1. With Rear Wheel Drive cars, with accessible front wheel bearings, this is usually caused by Improper Bearing Torques, though most folks “think” they did a proper Pre-Load torque on these front wheel bearings.
George says that for smaller GM cars with 10.5” to 11” rotors, like Chevelles, Novas, and perhaps even your Poncho Wagon, et. al. after packing the bearings, they should be Torqued with a Reliable and Calibrated (which I do yearly) “Clicker” Torque wrench, to 13 to 15 Lb Ft while turning the rotor by hand, and it will be Stiff, but stay with me.
Then he says to back off the nut 2 turns, all while turning the rotor, and set the Pre Load to 5 to 6 Lb Ft for smaller GM cars, and 7 to 8 Lb Ft for larger GM cars with the “Clicker” torque wrench, again, all while turning the rotors by hand.

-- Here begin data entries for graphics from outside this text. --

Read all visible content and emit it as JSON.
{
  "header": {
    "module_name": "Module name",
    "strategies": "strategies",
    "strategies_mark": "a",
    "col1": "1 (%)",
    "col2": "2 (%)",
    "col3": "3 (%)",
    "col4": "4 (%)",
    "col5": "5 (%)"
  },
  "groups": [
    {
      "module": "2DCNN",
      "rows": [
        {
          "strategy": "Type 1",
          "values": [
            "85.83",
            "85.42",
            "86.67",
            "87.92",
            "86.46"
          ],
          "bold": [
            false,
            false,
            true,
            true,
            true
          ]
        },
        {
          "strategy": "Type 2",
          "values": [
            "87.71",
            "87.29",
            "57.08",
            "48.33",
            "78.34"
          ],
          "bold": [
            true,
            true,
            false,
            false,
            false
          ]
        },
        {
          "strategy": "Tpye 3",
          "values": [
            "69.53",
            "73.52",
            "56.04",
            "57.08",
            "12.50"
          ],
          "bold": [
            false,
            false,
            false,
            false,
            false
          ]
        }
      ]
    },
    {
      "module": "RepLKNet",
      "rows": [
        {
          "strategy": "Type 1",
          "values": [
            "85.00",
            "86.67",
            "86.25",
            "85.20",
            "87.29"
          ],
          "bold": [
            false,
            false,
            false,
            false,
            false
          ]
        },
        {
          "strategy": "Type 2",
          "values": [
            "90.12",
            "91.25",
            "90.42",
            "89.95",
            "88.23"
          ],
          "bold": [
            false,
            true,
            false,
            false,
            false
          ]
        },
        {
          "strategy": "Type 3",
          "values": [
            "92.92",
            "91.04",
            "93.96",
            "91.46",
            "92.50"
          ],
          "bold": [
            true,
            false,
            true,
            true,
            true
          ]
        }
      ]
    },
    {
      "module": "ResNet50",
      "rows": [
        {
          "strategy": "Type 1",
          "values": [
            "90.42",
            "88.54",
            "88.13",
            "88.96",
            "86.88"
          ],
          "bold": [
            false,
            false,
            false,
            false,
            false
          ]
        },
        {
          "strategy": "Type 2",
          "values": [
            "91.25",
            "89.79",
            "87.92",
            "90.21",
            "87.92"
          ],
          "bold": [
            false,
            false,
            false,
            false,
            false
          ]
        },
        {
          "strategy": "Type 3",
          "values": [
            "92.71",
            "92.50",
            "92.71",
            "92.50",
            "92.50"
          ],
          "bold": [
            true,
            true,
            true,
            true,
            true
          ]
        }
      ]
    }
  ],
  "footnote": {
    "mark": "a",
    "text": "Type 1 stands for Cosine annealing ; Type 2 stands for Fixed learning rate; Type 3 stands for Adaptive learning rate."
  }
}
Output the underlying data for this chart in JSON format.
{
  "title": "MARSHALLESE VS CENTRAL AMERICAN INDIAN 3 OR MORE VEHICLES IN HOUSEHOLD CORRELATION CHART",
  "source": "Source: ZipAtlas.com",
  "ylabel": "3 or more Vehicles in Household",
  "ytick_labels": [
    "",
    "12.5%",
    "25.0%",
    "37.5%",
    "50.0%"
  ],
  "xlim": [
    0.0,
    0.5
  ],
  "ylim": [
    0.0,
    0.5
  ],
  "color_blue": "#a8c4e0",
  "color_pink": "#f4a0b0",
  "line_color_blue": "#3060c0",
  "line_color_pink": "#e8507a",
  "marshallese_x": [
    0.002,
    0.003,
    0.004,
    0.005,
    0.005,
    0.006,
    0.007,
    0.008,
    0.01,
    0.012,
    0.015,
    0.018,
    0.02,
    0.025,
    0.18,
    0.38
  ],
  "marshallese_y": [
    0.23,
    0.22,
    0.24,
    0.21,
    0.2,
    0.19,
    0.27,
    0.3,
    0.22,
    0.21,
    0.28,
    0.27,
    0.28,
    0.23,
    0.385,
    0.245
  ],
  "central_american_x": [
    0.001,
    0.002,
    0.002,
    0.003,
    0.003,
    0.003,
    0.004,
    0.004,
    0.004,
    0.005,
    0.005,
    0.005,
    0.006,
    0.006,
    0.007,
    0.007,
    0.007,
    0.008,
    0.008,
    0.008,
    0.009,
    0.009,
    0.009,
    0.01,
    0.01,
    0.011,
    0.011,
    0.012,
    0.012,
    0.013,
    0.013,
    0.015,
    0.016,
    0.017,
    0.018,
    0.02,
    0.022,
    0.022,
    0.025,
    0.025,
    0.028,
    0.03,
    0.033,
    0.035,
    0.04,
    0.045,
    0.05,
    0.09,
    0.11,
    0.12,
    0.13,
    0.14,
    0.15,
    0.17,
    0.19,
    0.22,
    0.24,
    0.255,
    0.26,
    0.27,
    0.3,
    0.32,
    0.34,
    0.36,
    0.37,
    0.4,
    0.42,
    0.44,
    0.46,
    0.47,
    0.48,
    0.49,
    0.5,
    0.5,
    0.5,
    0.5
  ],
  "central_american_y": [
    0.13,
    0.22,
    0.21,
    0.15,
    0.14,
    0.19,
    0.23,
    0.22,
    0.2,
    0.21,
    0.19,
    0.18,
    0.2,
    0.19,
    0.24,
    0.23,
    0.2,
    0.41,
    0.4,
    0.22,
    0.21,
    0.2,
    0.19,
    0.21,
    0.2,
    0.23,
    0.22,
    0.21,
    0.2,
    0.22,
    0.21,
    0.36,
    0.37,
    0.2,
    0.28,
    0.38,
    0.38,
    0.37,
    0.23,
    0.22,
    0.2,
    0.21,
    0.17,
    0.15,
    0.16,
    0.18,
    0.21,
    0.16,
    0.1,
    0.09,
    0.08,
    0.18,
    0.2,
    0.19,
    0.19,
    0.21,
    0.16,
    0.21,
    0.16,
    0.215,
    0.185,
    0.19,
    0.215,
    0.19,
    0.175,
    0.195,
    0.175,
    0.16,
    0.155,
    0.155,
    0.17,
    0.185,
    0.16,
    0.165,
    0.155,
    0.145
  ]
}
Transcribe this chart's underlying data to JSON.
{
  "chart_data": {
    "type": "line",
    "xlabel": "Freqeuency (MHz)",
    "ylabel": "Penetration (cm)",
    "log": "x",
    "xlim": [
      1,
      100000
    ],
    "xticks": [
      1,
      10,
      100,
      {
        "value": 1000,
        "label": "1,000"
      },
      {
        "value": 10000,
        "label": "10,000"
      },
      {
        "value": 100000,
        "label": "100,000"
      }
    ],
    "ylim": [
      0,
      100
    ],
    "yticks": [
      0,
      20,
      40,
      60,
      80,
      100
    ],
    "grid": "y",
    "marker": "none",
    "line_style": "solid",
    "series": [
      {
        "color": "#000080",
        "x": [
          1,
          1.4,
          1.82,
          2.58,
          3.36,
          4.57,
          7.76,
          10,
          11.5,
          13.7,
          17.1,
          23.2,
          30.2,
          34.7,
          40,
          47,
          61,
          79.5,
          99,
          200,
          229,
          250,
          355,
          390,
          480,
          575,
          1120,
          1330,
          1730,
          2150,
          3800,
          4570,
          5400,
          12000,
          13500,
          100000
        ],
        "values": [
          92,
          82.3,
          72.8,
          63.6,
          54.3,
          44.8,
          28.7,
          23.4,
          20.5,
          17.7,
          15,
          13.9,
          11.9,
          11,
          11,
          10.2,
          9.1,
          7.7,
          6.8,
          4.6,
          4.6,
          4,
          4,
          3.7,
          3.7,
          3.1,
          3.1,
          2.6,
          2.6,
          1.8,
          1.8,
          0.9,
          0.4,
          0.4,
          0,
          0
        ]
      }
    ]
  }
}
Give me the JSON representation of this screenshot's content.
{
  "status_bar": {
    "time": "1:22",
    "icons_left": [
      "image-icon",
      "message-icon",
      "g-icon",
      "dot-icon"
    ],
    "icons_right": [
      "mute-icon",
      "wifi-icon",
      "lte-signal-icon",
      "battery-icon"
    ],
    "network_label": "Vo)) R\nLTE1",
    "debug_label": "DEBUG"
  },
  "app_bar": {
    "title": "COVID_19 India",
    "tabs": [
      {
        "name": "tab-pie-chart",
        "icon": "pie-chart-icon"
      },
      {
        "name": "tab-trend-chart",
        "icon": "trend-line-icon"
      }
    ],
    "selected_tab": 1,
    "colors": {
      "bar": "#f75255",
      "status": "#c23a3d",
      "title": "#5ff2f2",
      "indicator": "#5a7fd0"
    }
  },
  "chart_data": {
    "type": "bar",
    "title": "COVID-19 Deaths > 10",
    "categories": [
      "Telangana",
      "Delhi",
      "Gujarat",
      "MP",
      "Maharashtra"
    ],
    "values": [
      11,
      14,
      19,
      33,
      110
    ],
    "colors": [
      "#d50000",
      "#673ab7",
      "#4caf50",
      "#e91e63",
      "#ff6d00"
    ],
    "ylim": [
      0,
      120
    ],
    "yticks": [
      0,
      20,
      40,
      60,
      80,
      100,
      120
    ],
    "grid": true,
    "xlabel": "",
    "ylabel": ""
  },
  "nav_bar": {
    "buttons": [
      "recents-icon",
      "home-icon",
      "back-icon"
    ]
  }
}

Note that most shop manuals say to place the Nut’s Cotter Pin’s Slotted Retainer where the cotter pin will almost align with the spindle’s hole, and Back Off the nut for the cotter pin to fit.
Well, George says that No Matter What, the Pre Load should Never go Below the recommended Minimum Pre Load Torque.
He says it is better to get that slotted retainer to Almost Exactly Match the cotter pin’s hole, even if you must Ever So Slightly Tighten the preload nut, so that you Never Go Below Minimum 5 Lb Ft preload on smaller GM’s, and 7 Lb Ft Minimum for larger GM’s"
Odd? Yep, I’ll say. But, Timken-Style Tapered Bearings are Designed to Run Hot and with a Lot of Preload. Very, very interesting. I will need to check my bearings again and adjust accordingly.